Daten aus dem Monitoring-System MonAM, das im Auftrag des BAG geführt wird, bestätigen diesen Trend: Jugendliche und junge Erwachsene greifen im Jahr 2024 leicht häufiger zu Schlaf- und Beruhigungsmitteln als noch zwei Jahre zuvor. Am häufigsten greifen weiterhin Menschen über 70 zu Schlafmedikamenten – Frauen deutlich häufiger als Männer.

In der Gesamtbevölkerung ist jedoch eine andere Entwicklung zu beobachten: Die regelmässige Einnahme von Schlaf- und Beruhigungsmitteln ist leicht rückläufig.
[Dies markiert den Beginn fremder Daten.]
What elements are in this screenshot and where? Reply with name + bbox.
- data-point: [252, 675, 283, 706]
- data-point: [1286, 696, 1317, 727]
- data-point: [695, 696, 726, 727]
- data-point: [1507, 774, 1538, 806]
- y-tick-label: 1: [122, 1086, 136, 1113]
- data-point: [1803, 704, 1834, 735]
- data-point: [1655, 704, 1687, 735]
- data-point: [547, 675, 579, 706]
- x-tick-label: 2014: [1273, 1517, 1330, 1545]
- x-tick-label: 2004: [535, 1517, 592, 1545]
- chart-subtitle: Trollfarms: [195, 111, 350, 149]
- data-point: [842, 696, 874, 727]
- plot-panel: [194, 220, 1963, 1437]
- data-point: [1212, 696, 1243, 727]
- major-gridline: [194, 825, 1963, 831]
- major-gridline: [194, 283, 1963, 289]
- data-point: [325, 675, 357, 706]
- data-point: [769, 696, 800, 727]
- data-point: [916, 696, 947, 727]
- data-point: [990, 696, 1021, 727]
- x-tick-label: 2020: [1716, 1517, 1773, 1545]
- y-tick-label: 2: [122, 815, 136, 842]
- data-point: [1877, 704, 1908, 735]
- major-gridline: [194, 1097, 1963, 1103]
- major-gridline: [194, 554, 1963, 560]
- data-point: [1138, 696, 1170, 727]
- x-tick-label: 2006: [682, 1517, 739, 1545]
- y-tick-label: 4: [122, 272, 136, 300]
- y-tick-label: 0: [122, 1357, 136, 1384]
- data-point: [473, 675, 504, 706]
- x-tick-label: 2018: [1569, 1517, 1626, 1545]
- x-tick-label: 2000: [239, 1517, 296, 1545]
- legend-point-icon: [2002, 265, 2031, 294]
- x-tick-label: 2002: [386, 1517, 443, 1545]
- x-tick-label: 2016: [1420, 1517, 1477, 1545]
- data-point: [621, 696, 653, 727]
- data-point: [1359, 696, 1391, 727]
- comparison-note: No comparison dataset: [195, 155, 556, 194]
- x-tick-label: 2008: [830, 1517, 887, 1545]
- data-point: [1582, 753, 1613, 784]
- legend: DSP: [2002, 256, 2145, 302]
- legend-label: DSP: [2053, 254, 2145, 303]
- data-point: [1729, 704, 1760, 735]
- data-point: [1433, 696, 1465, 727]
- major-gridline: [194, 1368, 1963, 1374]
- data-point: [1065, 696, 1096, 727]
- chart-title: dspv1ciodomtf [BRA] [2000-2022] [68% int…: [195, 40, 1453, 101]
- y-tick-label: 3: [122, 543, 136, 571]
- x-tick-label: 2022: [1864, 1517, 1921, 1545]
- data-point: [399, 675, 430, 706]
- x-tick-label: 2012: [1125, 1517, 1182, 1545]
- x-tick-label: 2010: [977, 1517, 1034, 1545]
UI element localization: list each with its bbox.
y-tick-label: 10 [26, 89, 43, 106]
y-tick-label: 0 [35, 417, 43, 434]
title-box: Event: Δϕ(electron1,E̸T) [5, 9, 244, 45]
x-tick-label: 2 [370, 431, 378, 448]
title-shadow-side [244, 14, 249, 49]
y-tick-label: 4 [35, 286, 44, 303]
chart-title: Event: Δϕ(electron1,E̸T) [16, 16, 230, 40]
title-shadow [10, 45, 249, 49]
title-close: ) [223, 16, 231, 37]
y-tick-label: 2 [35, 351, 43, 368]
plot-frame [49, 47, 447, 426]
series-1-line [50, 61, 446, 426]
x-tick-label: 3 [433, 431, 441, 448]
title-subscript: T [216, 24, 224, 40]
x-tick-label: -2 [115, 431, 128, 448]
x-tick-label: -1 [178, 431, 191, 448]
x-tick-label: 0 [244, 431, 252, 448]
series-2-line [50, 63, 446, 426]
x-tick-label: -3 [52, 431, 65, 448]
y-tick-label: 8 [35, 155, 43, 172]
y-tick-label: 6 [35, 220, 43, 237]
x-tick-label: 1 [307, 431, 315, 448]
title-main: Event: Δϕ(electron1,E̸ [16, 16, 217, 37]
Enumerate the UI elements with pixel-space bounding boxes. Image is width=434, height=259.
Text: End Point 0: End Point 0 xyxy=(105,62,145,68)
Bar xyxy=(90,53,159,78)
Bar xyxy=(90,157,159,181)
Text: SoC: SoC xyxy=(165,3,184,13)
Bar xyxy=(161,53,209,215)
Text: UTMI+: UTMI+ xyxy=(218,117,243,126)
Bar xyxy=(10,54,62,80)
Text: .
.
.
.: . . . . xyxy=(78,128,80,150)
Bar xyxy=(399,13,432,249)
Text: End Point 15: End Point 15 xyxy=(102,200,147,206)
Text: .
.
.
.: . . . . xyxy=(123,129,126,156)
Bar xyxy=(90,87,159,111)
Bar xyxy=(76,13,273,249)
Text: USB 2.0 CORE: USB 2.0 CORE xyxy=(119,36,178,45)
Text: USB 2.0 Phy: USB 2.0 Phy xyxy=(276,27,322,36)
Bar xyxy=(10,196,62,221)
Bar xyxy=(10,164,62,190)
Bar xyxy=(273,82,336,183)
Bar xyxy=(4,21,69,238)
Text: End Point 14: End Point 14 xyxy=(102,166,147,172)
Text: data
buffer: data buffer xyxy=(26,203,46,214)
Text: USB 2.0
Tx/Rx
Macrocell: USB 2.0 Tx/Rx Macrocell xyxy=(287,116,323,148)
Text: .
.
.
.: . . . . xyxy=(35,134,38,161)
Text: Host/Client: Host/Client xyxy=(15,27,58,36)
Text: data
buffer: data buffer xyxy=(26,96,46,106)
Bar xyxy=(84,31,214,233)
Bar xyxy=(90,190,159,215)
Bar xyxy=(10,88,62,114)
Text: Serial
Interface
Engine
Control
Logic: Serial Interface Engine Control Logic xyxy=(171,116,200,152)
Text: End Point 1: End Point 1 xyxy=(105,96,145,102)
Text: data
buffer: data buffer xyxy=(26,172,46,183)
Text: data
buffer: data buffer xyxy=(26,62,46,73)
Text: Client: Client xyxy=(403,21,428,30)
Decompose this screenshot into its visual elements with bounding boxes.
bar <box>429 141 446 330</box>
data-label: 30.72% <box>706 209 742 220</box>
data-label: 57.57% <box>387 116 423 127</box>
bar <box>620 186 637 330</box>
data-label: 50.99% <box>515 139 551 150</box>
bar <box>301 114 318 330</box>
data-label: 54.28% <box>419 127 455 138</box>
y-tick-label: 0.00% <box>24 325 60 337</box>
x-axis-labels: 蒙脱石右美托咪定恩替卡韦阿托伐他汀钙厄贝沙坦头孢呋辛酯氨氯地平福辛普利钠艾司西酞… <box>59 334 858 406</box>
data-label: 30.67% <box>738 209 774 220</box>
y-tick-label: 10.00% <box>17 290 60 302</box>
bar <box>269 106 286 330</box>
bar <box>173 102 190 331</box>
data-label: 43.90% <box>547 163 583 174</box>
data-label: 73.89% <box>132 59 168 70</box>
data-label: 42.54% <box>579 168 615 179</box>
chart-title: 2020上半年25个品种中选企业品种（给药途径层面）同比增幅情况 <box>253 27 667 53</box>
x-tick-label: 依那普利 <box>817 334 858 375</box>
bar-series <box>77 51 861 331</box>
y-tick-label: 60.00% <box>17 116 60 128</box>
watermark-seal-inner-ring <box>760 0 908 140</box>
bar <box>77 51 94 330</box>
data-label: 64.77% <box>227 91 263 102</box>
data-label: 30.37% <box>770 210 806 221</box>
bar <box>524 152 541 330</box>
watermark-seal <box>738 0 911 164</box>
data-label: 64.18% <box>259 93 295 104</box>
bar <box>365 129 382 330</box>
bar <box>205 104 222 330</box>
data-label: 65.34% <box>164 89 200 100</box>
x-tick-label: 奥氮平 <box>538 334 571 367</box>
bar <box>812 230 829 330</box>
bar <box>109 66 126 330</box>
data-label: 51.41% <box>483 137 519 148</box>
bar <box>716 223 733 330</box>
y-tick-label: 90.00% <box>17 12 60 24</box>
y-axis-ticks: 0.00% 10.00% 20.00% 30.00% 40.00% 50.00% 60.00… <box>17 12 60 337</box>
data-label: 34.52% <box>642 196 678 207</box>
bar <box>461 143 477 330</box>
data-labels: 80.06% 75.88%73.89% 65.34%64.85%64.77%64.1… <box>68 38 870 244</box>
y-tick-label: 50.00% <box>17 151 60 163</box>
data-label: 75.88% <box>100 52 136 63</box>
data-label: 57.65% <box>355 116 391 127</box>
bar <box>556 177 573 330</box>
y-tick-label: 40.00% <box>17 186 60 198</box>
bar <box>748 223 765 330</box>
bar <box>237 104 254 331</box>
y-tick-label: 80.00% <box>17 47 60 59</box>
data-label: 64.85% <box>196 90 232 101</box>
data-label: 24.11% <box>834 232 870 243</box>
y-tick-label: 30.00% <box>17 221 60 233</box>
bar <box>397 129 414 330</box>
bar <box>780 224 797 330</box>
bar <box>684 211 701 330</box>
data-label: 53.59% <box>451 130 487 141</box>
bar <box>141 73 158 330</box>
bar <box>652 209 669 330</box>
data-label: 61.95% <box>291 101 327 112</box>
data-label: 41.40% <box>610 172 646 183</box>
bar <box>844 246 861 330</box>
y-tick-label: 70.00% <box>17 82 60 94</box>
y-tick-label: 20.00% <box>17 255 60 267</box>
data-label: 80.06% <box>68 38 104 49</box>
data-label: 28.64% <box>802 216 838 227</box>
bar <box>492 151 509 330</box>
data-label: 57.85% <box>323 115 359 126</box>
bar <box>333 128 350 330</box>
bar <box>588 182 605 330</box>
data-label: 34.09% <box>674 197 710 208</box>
Das belegt auch eine etwas ältere Studie des Universitätsspitals Bern und der Universität Zürich im Auftrag des BAG: Schlafmedikamente wie Benzodiazepine wurden im Jahr 2018 im Vergleich zu 2013 seltener und weniger lange verschrieben.

Der Schlafmediziner Philipp Valko ordnet ein: «Schlafmittel setzen wir heute sehr zurückhaltend ein – nur in akuten Notfällen oder in sehr tiefen Dosierungen.» Die moderne Schlafmedizin setze stattdessen auf Verhaltenstherapie. Entscheidend seien dabei Strategien, so Valko, «die den Betroffenen helfen, wieder Vertrauen in ihren natürlichen Schlaf zu entwickeln.» Das wirke nachhaltiger als jede Tablette.